Ashish Kumar: The Plant Cell First Author
Ashish Kumar, co-first author of “Plant-specific HDT family histone deacetylases are nucleoplasmins”
Current Position: Postdoctoral Research Associate at Yale University, CT, USA.
Education: Ph.D. in Biotechnology from Institute of Life Sciences, Bhubaneswar, India
Non-scientific Interests: Teaching and mentoring high school students, writing poetries, watching movies
Brief bio:
In 2013, I completed my master’s degree in biotechnology at Babasaheb Bhimrao Ambedkar University in India. During this degree program, I had the opportunity to read and publish a review article on how distinct plant miRNAs could influence plant gene expression. This piqued my interest in learning more about the molecular mechanisms that control plant chromatin.
I moved to the Institute of Life Sciences, India, to pursue my Ph.D. with Dr. Dileep Vasudevan and began working on plant-specific histone chaperones, where I had the chance to employ X-ray crystallography as a method to explore the structure and function of plant histone chaperones. In addition to structural investigations, I employed biochemical and biophysical methods to characterize further the function of these histone chaperones and how they could be involved in regulating different chromatin states.

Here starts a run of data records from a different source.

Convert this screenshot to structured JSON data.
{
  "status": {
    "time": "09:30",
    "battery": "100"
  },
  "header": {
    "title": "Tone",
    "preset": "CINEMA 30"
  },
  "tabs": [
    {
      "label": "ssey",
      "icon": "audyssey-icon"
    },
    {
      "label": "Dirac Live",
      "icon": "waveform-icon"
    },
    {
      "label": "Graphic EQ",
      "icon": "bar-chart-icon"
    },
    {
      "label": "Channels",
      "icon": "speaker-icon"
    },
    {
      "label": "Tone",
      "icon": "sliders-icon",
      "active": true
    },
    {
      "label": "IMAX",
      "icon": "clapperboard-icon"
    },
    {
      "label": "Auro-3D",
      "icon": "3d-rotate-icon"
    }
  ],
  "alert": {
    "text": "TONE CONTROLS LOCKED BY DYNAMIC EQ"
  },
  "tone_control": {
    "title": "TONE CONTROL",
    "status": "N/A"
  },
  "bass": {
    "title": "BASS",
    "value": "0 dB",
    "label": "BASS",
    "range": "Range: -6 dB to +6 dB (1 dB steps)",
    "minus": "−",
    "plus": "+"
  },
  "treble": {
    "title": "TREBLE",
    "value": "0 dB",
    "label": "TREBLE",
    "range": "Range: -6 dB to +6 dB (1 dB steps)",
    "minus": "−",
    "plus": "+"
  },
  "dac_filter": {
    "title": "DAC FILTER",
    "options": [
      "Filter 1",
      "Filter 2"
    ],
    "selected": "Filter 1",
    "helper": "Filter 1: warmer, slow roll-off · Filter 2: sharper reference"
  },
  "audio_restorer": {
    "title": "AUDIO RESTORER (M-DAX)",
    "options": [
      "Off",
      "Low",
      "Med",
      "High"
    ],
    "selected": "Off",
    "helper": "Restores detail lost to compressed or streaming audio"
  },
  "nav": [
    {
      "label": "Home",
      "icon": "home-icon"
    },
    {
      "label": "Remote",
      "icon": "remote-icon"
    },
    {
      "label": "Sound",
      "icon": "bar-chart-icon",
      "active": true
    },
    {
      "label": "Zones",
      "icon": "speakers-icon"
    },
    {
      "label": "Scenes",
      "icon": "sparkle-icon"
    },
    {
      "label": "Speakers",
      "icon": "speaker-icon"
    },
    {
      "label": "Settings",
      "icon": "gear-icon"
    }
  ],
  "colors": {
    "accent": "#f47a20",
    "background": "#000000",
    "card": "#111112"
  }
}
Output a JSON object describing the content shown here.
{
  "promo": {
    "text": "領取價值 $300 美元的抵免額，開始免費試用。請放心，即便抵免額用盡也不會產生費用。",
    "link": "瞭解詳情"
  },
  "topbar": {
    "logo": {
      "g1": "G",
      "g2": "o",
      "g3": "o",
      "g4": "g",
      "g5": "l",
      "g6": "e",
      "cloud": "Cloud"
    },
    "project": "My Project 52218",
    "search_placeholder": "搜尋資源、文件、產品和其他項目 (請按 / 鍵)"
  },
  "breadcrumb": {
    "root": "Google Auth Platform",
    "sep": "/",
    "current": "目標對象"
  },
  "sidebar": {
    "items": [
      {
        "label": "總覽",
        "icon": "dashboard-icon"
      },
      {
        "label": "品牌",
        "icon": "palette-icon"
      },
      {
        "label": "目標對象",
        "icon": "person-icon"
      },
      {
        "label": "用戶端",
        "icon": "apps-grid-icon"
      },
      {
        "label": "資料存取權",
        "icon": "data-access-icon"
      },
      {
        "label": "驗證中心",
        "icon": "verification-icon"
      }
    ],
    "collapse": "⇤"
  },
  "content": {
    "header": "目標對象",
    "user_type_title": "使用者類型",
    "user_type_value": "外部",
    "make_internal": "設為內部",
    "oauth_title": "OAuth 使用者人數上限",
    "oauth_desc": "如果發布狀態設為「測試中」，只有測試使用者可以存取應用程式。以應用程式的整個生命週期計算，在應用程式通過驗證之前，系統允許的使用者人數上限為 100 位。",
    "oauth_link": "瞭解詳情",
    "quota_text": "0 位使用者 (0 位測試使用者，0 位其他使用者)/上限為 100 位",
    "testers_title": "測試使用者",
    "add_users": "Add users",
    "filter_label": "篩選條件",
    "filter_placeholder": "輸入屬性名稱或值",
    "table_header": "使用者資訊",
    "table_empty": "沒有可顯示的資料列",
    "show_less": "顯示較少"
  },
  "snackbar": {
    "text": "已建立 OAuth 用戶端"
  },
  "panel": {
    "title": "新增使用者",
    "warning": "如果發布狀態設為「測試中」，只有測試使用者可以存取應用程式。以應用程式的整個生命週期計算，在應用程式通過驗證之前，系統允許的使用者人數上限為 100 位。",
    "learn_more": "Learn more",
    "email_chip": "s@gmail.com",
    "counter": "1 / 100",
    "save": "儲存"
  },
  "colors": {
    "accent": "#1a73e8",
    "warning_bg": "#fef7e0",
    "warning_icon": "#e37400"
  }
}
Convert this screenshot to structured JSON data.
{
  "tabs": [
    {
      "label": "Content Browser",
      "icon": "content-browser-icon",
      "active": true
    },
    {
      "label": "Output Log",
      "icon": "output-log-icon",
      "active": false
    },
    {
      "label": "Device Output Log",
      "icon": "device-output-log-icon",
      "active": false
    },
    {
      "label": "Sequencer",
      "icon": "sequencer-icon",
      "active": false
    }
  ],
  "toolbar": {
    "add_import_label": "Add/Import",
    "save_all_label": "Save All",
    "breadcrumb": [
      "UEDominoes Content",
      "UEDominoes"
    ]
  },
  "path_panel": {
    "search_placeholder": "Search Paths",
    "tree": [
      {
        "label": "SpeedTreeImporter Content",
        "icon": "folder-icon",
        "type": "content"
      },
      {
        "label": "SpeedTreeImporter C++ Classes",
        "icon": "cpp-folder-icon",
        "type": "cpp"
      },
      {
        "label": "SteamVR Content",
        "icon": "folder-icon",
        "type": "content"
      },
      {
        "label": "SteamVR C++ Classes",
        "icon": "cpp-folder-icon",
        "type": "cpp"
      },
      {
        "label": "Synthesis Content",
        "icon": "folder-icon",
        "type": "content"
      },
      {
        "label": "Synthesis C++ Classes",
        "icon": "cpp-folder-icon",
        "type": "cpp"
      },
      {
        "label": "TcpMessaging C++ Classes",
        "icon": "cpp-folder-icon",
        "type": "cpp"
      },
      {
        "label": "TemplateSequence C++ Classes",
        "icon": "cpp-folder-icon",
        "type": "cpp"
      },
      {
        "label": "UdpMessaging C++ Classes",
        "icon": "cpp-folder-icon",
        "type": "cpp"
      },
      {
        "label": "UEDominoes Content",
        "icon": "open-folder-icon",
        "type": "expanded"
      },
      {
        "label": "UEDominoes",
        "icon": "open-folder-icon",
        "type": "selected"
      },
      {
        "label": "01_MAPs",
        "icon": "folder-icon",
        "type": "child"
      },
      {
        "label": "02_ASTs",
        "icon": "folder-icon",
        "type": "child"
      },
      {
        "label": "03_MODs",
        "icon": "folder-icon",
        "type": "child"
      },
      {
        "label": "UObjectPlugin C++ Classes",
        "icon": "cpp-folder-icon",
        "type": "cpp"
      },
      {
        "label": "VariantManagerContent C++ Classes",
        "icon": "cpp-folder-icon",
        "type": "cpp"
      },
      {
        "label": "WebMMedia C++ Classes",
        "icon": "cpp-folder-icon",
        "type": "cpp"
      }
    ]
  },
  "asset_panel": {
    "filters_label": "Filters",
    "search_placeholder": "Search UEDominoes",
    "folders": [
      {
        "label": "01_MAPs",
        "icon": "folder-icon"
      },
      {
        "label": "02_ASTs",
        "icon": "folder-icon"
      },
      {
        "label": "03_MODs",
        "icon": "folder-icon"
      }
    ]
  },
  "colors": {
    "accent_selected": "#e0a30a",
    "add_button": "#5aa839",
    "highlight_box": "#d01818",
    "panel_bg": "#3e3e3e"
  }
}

Aside from this published work on HDTs, I extensively examined the structure and function of the plant-specific histone chaperone NRP2 throughout my Ph.D. and discovered that NRP2 might be functionally more significant during heat stress conditions in plants. I also authored a review article examining the structure-function relationships of several H2A-H2B specific plant histone chaperones and emphasized the significance of studying plant protein structure-function relationships.
I moved to Yale University for my postdoctoral studies after earning my Ph.D. with Dr. Vasudevan, and I am presently exploring the mechanism of DNA replication initiation in the heterochromatin domain of the eukaryotic genome. I hope to leverage my previous and present learning experiences to understand more about the mechanisms and factors that control plant DNA replication under various stress situations.